In strain 406, plasmid pLM406B, harboring several genes involved in citrate metabolism (Supplementary Figure S1b), was found apart from mesentericin-related pLM406A. It is well known that citrate is a growth promoter that produces ATP for LAB strains with citrate-metabolizing ability, allowing them to grow even in environments lacking fermentable carbohydrates [42]. In this study, strain 406 grew better than strain 213M0 (Figure 1), which might be due to the pLM406B-originated metabolism of the citrate contained in MRS broth. However, the growth advantage of strain 406 did not appear to affect the difference in its bacteriocin production from strain 213M0. This can be seen from the result that there was not much difference in the production and activity of the purified mesentericin Y105 (Supplementary Table S1).
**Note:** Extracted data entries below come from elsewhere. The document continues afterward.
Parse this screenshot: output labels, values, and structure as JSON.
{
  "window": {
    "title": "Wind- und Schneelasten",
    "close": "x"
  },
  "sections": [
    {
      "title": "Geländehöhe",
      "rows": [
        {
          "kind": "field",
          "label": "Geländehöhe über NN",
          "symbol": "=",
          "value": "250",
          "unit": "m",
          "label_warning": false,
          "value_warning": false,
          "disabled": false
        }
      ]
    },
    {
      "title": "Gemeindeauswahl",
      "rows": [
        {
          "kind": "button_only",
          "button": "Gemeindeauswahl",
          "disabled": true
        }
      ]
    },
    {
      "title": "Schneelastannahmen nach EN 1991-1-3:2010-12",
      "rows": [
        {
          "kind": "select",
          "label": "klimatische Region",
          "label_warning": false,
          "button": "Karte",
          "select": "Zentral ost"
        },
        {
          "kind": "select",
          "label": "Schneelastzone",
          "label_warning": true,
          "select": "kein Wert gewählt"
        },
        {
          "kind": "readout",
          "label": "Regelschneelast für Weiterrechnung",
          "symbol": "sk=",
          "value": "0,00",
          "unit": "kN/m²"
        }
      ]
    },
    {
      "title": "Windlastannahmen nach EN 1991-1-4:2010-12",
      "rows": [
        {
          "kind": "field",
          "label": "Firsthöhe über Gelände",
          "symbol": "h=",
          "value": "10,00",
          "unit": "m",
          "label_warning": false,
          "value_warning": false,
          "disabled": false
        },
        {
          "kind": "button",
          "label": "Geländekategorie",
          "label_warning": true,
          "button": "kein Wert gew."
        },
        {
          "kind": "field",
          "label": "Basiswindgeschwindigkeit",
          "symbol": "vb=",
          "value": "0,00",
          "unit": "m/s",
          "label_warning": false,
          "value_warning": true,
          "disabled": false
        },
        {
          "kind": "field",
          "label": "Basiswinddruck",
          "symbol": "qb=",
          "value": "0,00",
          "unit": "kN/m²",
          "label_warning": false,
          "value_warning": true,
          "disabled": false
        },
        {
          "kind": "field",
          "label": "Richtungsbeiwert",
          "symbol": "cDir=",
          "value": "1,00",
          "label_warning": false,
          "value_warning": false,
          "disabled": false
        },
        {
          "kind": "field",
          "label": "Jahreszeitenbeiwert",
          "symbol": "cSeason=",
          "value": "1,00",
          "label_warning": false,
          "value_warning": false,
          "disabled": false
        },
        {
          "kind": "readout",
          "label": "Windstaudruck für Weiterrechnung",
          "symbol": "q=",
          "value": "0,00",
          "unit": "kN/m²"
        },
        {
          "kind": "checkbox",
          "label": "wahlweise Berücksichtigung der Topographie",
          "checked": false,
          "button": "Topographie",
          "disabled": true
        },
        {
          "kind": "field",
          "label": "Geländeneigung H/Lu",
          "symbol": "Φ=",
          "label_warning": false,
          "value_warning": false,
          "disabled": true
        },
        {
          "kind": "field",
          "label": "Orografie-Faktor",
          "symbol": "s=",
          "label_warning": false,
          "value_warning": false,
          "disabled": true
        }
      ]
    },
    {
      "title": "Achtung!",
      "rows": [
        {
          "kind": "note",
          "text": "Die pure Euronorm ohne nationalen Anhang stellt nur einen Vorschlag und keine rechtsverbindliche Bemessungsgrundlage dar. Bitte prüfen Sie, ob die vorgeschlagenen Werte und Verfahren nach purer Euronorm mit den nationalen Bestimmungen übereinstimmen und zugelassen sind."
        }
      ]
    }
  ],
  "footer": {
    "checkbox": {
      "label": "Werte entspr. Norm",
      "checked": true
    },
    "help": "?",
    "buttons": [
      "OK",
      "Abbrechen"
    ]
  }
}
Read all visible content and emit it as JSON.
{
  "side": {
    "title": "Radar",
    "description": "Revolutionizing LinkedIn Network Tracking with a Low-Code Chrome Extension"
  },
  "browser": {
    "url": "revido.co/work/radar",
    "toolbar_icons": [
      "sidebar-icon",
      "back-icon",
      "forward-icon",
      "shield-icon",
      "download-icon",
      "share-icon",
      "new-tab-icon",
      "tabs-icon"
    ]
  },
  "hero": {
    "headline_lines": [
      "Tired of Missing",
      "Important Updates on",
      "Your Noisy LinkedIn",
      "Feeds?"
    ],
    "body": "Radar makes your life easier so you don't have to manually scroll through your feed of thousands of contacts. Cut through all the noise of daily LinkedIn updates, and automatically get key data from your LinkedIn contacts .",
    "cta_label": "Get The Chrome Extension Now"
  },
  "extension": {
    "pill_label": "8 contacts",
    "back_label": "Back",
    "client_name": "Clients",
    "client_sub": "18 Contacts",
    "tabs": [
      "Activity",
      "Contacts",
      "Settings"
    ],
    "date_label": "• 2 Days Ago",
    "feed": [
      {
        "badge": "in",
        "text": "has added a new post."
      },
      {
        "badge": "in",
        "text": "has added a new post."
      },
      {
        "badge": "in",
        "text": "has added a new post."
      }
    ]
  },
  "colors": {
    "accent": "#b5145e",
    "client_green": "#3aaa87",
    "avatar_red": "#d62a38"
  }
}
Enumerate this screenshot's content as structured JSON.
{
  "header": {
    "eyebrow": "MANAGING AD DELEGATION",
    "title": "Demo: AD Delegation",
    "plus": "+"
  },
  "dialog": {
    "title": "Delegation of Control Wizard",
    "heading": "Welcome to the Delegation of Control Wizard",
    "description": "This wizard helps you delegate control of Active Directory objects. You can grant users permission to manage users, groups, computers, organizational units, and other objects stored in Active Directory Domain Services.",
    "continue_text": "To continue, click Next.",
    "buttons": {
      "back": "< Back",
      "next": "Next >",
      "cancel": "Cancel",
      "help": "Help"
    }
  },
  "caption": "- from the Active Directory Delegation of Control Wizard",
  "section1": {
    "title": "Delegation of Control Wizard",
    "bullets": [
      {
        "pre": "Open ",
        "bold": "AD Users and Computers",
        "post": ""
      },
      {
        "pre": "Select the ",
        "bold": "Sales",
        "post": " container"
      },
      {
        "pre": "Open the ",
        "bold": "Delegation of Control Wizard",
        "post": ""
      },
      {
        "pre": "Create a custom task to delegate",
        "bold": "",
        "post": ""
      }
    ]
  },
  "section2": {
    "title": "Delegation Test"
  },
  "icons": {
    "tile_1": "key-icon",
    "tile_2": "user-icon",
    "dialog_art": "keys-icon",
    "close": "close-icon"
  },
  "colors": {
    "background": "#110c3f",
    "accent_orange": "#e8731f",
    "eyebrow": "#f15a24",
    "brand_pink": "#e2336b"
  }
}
In conclusion, it was revealed that Leu. mesenteroides subsp. mesenteroides 406 and 213M0 both produced plasmid-encoded bacteriocins, mesentericins Y105 and B105 (including oxidized B105), and that only strain 213M0 produced a novel C-terminal tripeptide-truncated bacteriocin, named as mesentericin M, without high homology to any other known bacteriocins. The differences in the antibacterial properties between strains 406 and 213M0 should have resulted not only from the presence of mesentericin M, but also from the different amount of mesentericin B105, not mesentericin Y105. The findings in this comparative study would greatly contribute to the future use of these two strains and their bacteriocins as food biopreservatives and fermentation controllers, especially to inhibit Listeria contamination.
Supplementary Materials
The following supporting information can be downloaded at: https://www.mdpi.com/article/10.3390/microorganisms12091781/s1, Figure S1: Maps of plasmids pLM406A (a) and pLM406B (b) in Leuconostoc mesenteroides subsp. mesenteroides 406 and pLM213M0A (c), pLM213M0B (d), and pLM213M0C (e) in Leu. mesenteroides subsp. mesenteroides 213M0; Table S1: Purification status of bacteriocins produced by Leuconostoc mesenteroides subsp. mesenteroides 406 and 213M0; Figure S2: MALDI-TOF-MS spectra of purified bacteriocins produced by Leuconostoc mesenteroides subsp. mesenteroides 406 and 213M0; Figure S3: MS/MS spectra of mesentericin M; Table S2: Monoisotopic mass (m/z) of fragment a-, b-, and y-ions in MS/MS spectra of mesentericin M; Figure S4: Sequence alignment of mesentericin M and infantaricin H.
Author Contributions
Conceptualization, K.A., H.M. and T.M.; methodology, H., C.H., K.A. and S.Y.; experiments, H., C.H., K.A., S.Y. and J.Z.; data analysis, H., C.H., K.A., S.Y. and H.T.; resources, K.A. and T.M.; writing—original draft preparation, H.; writing—review and editing, K.A.; supervision, K.A.; project administration, K.A. and T.M.; funding acquisition, K.A., H.M. and T.M. All authors have read and agreed to the published version of the manuscript.
Funding
This research was funded by JSPS KAKENHI GRANT Numbers 25450408 for T.M. and 22K02091 for K.A. and by a management expense grant to the Laboratory of Animal Applied Microbiology, Faculty of Agriculture, Okayama University.
Data Availability Statement
Genetic data from this study have been deposited to DDBJ under accession numbers LC832857–LC832861. The other data in this study are available from the corresponding author upon reasonable request.
Acknowledgments
We sincerely thank Hiroko Tada, Chiyu Nakano, and Tsugumi Shiokawa in the Division of Instrumental Analysis, Department of Instrumental Analysis and Cryogenics, Advanced Science Research Center, Okayama University for their proper operation of the peptide sequencing and mass analysis; and Takaaki Miyaji and Asako Kawakami in the Department of Genomics and Proteomics, Advanced Science Research Center, Okayama University for their proper operation of the mass analysis.
Conflicts of Interest
Author Taku Miyamoto was employed by the companies Minori Co., Ltd., and Functional Food Creation Research Institute Co., Ltd. The remaining authors declare that the research was conducted in the absence of any commercial or financial relationships that could be construed as a potential conflict of interest.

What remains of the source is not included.